Nous ne voulons pas agir seuls, nous désirons des alliances : les protestants
par delà les frontières, les catholiques et tous les croyants ouverts, se
reconnaissant dans les théologies de libération, la gauche qui ne renonce pas,
la droite qui s’interroge, le mouvement social, tous les humanistes, celles et
ceux qui croient en l’amour, la justice et l’espérance sont nos
parentèles.
Nous voulons réfléchir et agir, l’un et l’autre, l’un pour l’autre.

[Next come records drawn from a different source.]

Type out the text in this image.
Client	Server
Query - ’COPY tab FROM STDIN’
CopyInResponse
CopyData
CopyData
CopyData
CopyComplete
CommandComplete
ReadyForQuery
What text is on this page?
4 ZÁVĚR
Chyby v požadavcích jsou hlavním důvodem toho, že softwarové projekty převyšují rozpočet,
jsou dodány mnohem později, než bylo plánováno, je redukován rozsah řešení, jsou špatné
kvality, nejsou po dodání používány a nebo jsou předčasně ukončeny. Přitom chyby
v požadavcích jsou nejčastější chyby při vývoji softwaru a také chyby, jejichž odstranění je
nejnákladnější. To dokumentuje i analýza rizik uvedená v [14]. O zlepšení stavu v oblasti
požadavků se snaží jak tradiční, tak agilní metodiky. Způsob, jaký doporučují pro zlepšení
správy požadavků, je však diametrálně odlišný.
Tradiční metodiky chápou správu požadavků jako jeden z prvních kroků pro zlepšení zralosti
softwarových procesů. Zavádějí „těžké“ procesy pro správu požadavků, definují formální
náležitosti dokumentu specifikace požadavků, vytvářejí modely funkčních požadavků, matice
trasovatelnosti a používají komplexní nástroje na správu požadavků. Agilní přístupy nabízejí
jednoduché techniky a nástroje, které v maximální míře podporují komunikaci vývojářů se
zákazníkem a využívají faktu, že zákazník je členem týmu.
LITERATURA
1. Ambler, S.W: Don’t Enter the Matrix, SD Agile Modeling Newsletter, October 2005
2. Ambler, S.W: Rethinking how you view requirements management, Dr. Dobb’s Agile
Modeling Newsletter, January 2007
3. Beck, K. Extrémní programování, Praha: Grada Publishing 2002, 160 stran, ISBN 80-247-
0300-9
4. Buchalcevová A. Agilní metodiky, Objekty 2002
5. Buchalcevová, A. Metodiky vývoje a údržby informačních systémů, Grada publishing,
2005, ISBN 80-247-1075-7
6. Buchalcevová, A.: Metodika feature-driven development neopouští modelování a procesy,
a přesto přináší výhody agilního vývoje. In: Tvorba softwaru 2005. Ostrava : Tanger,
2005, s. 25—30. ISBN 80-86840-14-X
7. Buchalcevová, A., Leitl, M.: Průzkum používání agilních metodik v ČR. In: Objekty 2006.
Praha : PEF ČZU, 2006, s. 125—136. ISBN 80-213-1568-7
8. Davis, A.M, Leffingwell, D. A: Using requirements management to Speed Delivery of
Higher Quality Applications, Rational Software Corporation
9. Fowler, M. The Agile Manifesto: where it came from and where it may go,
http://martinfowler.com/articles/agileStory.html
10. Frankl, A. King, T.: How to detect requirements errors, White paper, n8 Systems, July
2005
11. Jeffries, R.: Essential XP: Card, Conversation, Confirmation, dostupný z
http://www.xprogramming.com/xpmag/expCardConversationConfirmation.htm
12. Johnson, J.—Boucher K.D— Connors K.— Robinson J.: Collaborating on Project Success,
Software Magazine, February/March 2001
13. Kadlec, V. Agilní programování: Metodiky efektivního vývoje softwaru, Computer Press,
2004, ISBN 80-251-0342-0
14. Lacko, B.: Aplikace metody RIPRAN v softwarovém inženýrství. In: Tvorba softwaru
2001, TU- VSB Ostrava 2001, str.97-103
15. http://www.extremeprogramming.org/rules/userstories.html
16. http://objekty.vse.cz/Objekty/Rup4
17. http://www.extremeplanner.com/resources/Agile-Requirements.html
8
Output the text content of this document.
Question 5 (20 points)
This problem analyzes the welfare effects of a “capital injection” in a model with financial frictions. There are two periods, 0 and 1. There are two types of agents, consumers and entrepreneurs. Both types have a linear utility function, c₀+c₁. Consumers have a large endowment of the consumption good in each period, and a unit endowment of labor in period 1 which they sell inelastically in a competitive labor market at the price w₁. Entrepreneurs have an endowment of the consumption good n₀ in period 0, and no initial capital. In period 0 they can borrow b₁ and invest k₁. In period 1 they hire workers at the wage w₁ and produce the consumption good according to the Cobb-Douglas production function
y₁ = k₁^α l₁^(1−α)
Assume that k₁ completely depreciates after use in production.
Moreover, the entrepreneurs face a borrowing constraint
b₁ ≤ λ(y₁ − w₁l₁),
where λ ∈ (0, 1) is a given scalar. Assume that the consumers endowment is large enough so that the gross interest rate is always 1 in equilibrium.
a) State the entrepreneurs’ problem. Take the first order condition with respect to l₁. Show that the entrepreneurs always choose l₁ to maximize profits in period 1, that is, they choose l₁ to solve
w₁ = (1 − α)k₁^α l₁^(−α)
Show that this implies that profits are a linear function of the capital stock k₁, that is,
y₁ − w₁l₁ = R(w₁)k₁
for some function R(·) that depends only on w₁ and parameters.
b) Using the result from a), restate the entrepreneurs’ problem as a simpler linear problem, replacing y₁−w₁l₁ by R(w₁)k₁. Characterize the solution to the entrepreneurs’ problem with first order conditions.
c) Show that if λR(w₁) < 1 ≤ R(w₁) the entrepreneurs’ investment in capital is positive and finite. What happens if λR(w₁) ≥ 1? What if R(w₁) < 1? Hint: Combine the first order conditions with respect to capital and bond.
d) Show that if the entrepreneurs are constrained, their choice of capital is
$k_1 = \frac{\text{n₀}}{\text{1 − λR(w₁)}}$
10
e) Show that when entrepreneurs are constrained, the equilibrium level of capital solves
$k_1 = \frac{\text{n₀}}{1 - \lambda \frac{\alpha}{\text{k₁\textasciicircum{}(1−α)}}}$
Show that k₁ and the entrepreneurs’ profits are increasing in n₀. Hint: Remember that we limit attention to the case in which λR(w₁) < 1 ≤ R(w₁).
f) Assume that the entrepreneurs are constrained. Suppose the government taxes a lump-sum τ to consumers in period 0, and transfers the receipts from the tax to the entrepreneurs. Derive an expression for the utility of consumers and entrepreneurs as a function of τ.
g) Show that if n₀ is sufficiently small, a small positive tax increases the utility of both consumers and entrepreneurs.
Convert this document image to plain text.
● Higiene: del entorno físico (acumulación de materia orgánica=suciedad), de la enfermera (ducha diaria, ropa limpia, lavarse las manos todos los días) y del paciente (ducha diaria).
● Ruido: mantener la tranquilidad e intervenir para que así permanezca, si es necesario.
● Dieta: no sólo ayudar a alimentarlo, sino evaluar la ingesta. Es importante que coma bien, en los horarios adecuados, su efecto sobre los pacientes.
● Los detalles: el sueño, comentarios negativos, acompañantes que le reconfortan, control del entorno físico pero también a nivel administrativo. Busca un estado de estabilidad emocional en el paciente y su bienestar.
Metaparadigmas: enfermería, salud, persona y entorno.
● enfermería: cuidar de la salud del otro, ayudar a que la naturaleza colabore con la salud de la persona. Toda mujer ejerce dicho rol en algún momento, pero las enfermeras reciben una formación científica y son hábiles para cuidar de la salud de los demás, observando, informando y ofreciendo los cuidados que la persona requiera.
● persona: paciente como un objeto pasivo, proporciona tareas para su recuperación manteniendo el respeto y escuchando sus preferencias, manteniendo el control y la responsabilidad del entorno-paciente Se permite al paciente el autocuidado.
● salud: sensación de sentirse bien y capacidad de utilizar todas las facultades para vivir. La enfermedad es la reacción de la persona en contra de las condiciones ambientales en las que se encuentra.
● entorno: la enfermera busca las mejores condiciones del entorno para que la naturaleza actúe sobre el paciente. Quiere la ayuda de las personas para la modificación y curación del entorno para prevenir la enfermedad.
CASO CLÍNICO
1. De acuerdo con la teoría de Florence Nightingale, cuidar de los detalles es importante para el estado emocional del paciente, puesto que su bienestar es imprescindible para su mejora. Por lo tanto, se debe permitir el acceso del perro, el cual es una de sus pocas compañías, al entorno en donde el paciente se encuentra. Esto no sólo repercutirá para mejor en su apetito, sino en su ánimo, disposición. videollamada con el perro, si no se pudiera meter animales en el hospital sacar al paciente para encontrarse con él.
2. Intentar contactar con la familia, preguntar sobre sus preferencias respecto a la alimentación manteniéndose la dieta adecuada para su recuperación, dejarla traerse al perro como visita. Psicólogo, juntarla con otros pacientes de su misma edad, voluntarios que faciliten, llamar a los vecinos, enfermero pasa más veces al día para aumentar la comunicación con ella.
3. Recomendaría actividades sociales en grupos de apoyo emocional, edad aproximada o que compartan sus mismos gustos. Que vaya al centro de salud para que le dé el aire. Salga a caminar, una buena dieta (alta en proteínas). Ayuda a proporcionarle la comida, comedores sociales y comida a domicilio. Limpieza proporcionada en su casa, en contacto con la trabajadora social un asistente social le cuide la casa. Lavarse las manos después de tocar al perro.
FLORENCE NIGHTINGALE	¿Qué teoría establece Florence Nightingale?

Si nous voulons affirmer des positions, nous voulons aussi prendre le temps de
la conversation et de l’échange, nous mettre d’accord sur nos accords et nos
désaccords, donner et recevoir à penser, soutenir la pensée depuis toutes les
places et non penser à la place de.
Si nous voulons prendre la parole, nous voulons surtout engager les batailles
d’idées nécessaires afin de déplacer les questions et les clivages des débats
dans nos Eglises et dans la société.
Si nous voulons réfléchir, nous voulons autant agir, encourager à l’action,
échanger sur nos expériences de terrain, contribuer ici et maintenant aux
changements nécessaires, en ne nous interdisant aucun des moyens de la
non-violence, de sa logique de surabondance prophétique et de désobéissance
aimante.
Une invitation est lancée à nous relancer dans cette épopée commune :
publiquement, dire notre espérance et agir en conséquence. Nous répondons à
l’invitation et nous vous invitons à y répondre : pour que se démultiplient
les
« communes théologiques » !
Quiconque se reconnaissant dans le Christianisme Social
Il est minuit dans l’ordre social. Quelqu’un frappe à la porte.